As former British ambassador to Belgrade, Sir Ivor Roberts, said, he thought the Bosnian Serb leadership was ‘the Frankenstein’s monster’ who no longer obeyed its creator Milosevic, ‘the arsonist’ behind the Balkan wars. Sir Roberts thought Ratko Mladic was ‘mentally deranged’. As for Jovica Stanisic, whose defense called him to give evidence, Sir Ivor Roberts described him as the ‘messenger who carried Milosevic’s threats’
Jovica Stanisic’s defense today called former British ambassador to Belgrade, Sir Ivor Roberts. Stanisic’s defense intended to present the indicted chief of the Serbian State Security Service as an active participant in the peace efforts of the Serbian authorities headed by Slobodan Milosevic, in a bid to contest the allegations in the indictment that Stanisic, together with his co-accused Franko Simatovic and other high-ranking officials in Serbia, Republika Srpska and the RSK, participated in a joint criminal enterprise aimed at ethnically cleansing large parts of Croatia and BH.
As soon as the examination-in-chief started, it was clear that Roberts’s testimony would not support the defense case to any great extent. In light of Milosevic’s conflict with the Bosnian Serb leadership in 1993 and 1994 about the end of the war in BH, the defense counsel put it to the witness that the Belgrade regime – of which Stanisic was part – wanted a peaceful solution to the Bosnian conflict. As the defense counsel said, the war-mongering Serbs from Pale obstructed this effort, and as a consequence, in 1994 Serbia imposed sanctions on Republika Srpska. Milosevic only accepted the peace agreements on the table because he was aware that the Bosnian Serb army was ‘about to break apart’ and to end the international sanction regime against an economically drained Serbia, the witness replied.
The witness arrived in the British embassy in Belgrade in March 1994. His impression was that the Bosnian Serb leadership, headed by Radovan Karadzic, was ‘like a Frankenstein’s monster’ that no longer obeyed its creator, Milosevic. The ‘monster’ didn’t break away completely, because the conflict existed only on the political level, the witness recalled. The armies and security services of Serbia and Republika Srpska continued their cooperation.

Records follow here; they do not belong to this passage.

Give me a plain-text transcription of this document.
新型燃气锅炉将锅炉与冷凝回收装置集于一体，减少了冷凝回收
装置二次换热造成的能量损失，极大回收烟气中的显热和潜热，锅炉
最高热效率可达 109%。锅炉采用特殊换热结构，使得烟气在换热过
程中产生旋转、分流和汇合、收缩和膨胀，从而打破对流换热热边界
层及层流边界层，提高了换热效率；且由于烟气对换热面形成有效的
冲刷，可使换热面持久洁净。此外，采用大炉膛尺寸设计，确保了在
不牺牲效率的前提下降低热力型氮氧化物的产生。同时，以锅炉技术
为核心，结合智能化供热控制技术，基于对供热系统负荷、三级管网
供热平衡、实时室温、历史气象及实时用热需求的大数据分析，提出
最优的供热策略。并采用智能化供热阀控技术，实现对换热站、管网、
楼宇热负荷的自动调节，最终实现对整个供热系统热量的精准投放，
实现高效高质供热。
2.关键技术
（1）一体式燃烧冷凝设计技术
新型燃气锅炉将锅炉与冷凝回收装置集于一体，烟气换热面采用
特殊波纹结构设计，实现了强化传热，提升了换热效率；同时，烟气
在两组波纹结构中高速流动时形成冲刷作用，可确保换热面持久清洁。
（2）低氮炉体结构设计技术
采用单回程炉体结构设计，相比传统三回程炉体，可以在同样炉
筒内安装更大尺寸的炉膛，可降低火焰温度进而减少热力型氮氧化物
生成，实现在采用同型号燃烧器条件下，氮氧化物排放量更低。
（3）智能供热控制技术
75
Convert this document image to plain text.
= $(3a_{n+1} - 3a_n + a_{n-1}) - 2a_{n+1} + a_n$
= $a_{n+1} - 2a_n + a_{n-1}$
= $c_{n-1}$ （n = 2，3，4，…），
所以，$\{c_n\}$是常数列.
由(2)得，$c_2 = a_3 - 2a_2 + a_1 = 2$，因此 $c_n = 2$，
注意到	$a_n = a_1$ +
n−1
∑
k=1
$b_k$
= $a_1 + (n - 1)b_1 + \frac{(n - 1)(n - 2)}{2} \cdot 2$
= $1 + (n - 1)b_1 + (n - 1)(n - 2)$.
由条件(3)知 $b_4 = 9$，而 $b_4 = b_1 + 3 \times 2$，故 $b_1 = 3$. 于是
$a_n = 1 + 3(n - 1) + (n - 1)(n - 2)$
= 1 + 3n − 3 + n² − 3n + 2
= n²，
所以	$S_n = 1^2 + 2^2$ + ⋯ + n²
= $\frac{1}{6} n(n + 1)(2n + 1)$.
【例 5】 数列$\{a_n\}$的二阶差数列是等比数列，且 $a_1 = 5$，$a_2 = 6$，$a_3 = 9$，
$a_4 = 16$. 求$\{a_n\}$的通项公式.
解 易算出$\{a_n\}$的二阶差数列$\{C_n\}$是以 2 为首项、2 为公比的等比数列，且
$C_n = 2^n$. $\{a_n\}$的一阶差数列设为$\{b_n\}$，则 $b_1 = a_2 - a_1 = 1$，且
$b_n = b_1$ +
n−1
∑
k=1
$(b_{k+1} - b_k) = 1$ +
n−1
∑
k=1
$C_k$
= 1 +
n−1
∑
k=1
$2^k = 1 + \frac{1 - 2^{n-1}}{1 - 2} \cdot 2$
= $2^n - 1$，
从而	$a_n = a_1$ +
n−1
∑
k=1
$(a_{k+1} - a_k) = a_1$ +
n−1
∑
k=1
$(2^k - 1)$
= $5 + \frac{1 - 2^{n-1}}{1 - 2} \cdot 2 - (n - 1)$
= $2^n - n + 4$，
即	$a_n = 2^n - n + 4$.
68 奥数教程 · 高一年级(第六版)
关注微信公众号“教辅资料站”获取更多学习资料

In the cross-examination, Roberts for the most part agreed with what prosecutor Farr put to him. The prosecutor argued that in 1993, Milosevic accepted peace plans not because he was a humanitarian or cared for civilians’ lives, but because he thought it was time to cement the military successes and the ethnic cleansing of the territory under the Serb army control. The witness said that Milosevic’s goal was to become a ‘new Tito’. When that failed, Milosevic started carving out the Serb territories from Croatia and BH with the help of ‘his local minions’. As Roberts said, the Serbian president was an ‘arsonist’ who went around setting fires only to return to the scene with buckets of water to put out the fires he himself had started. Finally the witness recalled the words of an international negotiator who compared Milosevic to a Chicago gangster who got ‘bored with criminal activities’ and wanted to ‘cash in his chips’ and go on living a peaceful life.
The witness described his one and only meeting with Ratko Mladic, saying that he got confused when, in the middle of the meeting, the Bosnian Serb army war commander started ‘rambling obscurely’ about the British empire and then moved on to the topic of shirts. Mladic ‘threatened’ he would stop buying British silk shirts because of the way in which Roberts and his fellow countrymen treated Serbs. Mladic said that from the end of World War II, he only wore British silk shirts. His mother used British parachutes used to airdrop humanitarian aid to sew Mladic’s shirts. ‘I thought he was mentally deranged’, the witness concluded.
The prosecutor then addressed the role of the accused Stanisic in the eventual release of UN hostages in 1995. The UN staff were captured by the Bosnian Serb authorities and the army to prevent NATO strikes against their positions. The prosecutor showed a cable from the British embassy in Belgrade which states at the time that Milosevic might send Jovica Stanisic to Pale to convince Karadzic to release the hostages with ‘a tested and true mixture of death threats, blackmail and bribes’. Asked if Stanisic was in effect Milosevic’s ‘messenger who carried death threats’, the witness agreed, adding that Karadzic was afraid of Stanisic. The witness said that the Serbian State Security Service chief knew the secrets of the Pale leaders and could either blackmail them or offer them military assistance as a bribe.
The trial of Jovica Stanisic and Franko Simatovic continues on Wednesday with an administrative hearing, followed by a one month break.